Let’s say that you’re giving a presentation that requires you to provide a lot of detailed information to your audience. Perhaps you’re
- Training supervisors about vacation, sick day, and leave of absence policies
- Doing a project update that requires you to explain the data you collected during your research
- Providing employees with a list of outside services they can use when they need to communicate with hearing-impaired, vision-impaired or non-English speaking customers.
The detailed information is what you need to impart. It’s true that many presenters put in detailed information that isn’t really necessary, but let’s assume that it’s absolutely necessary for your situation. Many presentations are technical, data-based, or complex. Even a sales presentation might require that you provide prospective customers with detailed specs about your product.
So, you create slide after slide with lists of facts and data.
STOP!
Why? No one can remember all of those details. Our brains can’t handle it. So, if you need people to actually use those details, you’ll have to provide handouts. Many presenters print — or make a PDF of — the slides as handouts.
But then you end up with a horrible presentation experience for your audience. A wall of text for an hour.
So, what to do?
Flip it!
But how can you give out detailed handouts without putting them all on the slides?
You put them in the Notes pane of the presentation. This is what the slide might look like.
Here are the steps:
- For each slide, cut the main content (Ctrl + X), click in the Notes pane, and paste (Ctrl + V). (If the Notes pane doesn’t show, click the NOTES button at the bottom of the PowerPoint window.)
- Now, design simple, visual slides that people can understand and remember. Use the slides for the main principles and conclusions. The result is a document that includes conceptual presentation slides plus all of the details.
- Choose File, Print.
- Under Settings, click the down arrow to the right of Full Page Slides and choose Notes Pages. Below, you can see what it looks like. Everyone will see both the slides and the details.
- Print to a printer or PDF driver (such as Microsoft’s included PDF driver, Adobe Acrobat, or PDF 995).
Those are your handouts. If possible, hand them out after the presentation as a take-home.
Do you see how the slide was flipped? The details were put in the Notes pane at the bottom instead of on the slide at the top.
Tip: It’s easier to format the text in the Notes pane in Notes Page view. Choose View, Notes Page and edit the text there.
You can format how Notes pages look in the Notes Master. For more information, see my blog post, “Create presentation handouts using Notes pages.”
Would this method help you create clearer slides and avoid Death by PowerPoint? Leave a comment!

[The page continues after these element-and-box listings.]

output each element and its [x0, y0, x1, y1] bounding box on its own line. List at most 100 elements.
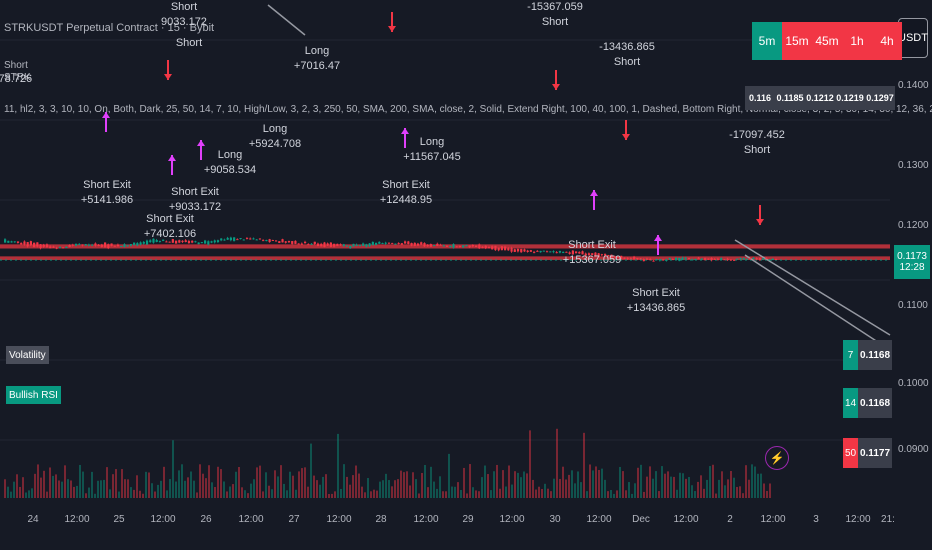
candle-body — [71, 244, 74, 246]
volume-bar — [445, 491, 447, 498]
candle-body — [571, 250, 574, 255]
x-tick: 2 — [727, 514, 733, 525]
volume-bar — [154, 491, 156, 498]
timeframe-5m-value: 0.116 — [745, 86, 775, 110]
trade-annotation-line: Long — [304, 45, 330, 57]
timeframe-1h-value: 0.1219 — [835, 86, 865, 110]
candle-body — [533, 251, 536, 253]
volume-bar — [307, 486, 309, 498]
volume-bar — [100, 480, 102, 498]
volume-bar — [190, 471, 192, 498]
price-tick: 0.0900 — [898, 444, 929, 455]
x-tick: 12:00 — [150, 514, 176, 525]
trade-annotation-line: Long — [419, 136, 445, 148]
volume-bar — [166, 490, 168, 498]
trade-annotation: Short Exit +5141.986 — [77, 178, 137, 208]
volume-bar — [70, 480, 72, 498]
volume-bar — [757, 473, 759, 498]
candle-body — [420, 242, 423, 245]
candle-body — [49, 246, 52, 249]
lightning-icon[interactable]: ⚡ — [765, 446, 789, 470]
volume-bar — [454, 486, 456, 498]
candle-body — [320, 243, 323, 247]
candle-body — [236, 239, 239, 241]
candle-body — [84, 244, 87, 246]
volume-bar — [502, 470, 504, 498]
volume-bar — [367, 478, 369, 498]
volume-bar — [625, 490, 627, 498]
candle-body — [145, 240, 149, 245]
candle-body — [297, 243, 300, 245]
x-tick: 30 — [549, 514, 561, 525]
ma-value: 0.1168 — [858, 340, 892, 370]
volume-bar — [310, 443, 312, 498]
volume-bar — [412, 472, 414, 498]
candle-body — [729, 259, 733, 261]
candle-body — [133, 242, 136, 246]
candle-body — [207, 241, 210, 245]
trade-annotation-line: +15367.059 — [562, 254, 622, 266]
candle-body — [16, 241, 20, 243]
volume-bar — [730, 470, 732, 498]
candle-body — [281, 239, 284, 243]
volume-bar — [706, 479, 708, 498]
currency-button[interactable]: USDT — [898, 18, 928, 58]
volume-bar — [760, 473, 762, 498]
trade-annotation-line: +6478.726 — [0, 73, 33, 85]
volume-bar — [160, 480, 162, 498]
candle-body — [113, 245, 116, 247]
volume-bar — [589, 464, 591, 498]
candle-body — [629, 258, 633, 260]
volume-bar — [484, 465, 486, 498]
volume-bar — [685, 478, 687, 498]
timeframe-1h: 1h — [842, 22, 872, 60]
candle-body — [681, 257, 684, 260]
trade-annotation-line: Long — [262, 123, 288, 135]
ma-period: 14 — [843, 388, 858, 418]
timeframe-45m-value: 0.1212 — [805, 86, 835, 110]
timeframe-5m: 5m — [752, 22, 782, 60]
volume-bar — [601, 468, 603, 498]
indicator-params: 11, hl2, 3, 3, 10, 10, On, Both, Dark, 2… — [4, 104, 932, 115]
signal-arrow-up — [197, 140, 205, 146]
signal-arrow-down — [164, 74, 172, 80]
candle-body — [68, 245, 71, 248]
candle-body — [491, 246, 494, 250]
candle-body — [584, 253, 587, 256]
trade-annotation-line: Short — [613, 56, 641, 68]
symbol-partial: Short STRK — [4, 60, 31, 84]
candle-body — [313, 241, 316, 245]
candle-body — [742, 258, 745, 260]
candle-body — [262, 240, 265, 242]
x-tick: 24 — [27, 514, 39, 525]
volume-bar — [388, 480, 390, 498]
volume-bar — [637, 467, 639, 498]
candle-body — [616, 256, 620, 258]
candle-body — [552, 251, 555, 253]
candle-body — [374, 242, 378, 245]
candle-body — [394, 243, 397, 245]
ma-row: 7 0.1168 — [843, 340, 892, 370]
volume-bar — [739, 486, 741, 498]
candle-body — [300, 243, 303, 245]
candle-body — [187, 240, 191, 244]
candle-body — [42, 244, 45, 247]
volume-bar — [604, 479, 606, 498]
candle-body — [384, 242, 387, 244]
volume-bar — [145, 471, 147, 498]
volume-bar — [37, 464, 39, 498]
candle-body — [513, 249, 516, 252]
candle-body — [455, 246, 458, 248]
candle-body — [168, 241, 171, 243]
candle-body — [120, 246, 123, 248]
volume-bar — [649, 466, 651, 498]
candle-body — [768, 259, 771, 261]
trade-annotation-line: Short — [175, 37, 203, 49]
candle-body — [510, 247, 513, 252]
candle-body — [52, 246, 55, 248]
volume-bar — [241, 487, 243, 498]
candle-body — [10, 241, 13, 243]
volume-bar — [583, 432, 585, 498]
candle-body — [4, 239, 7, 243]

Great tip. I’ll definitely pass that one on when I teach my classes. Not having the details on screen will help the presenters do a better job as well. With the details not in the screen, they won’d be able to commit the “sin” of reading the slides to the audience, offending them and further putting them to sleep.
Done this many times with training presentations and it works.
My gut feeling is that most of the people do not read all the details, but if participants sincerely need the details, they are there for them.
You can increase the likelihood that the notes will be useful by spending some time to format them as carefully as you would a slide.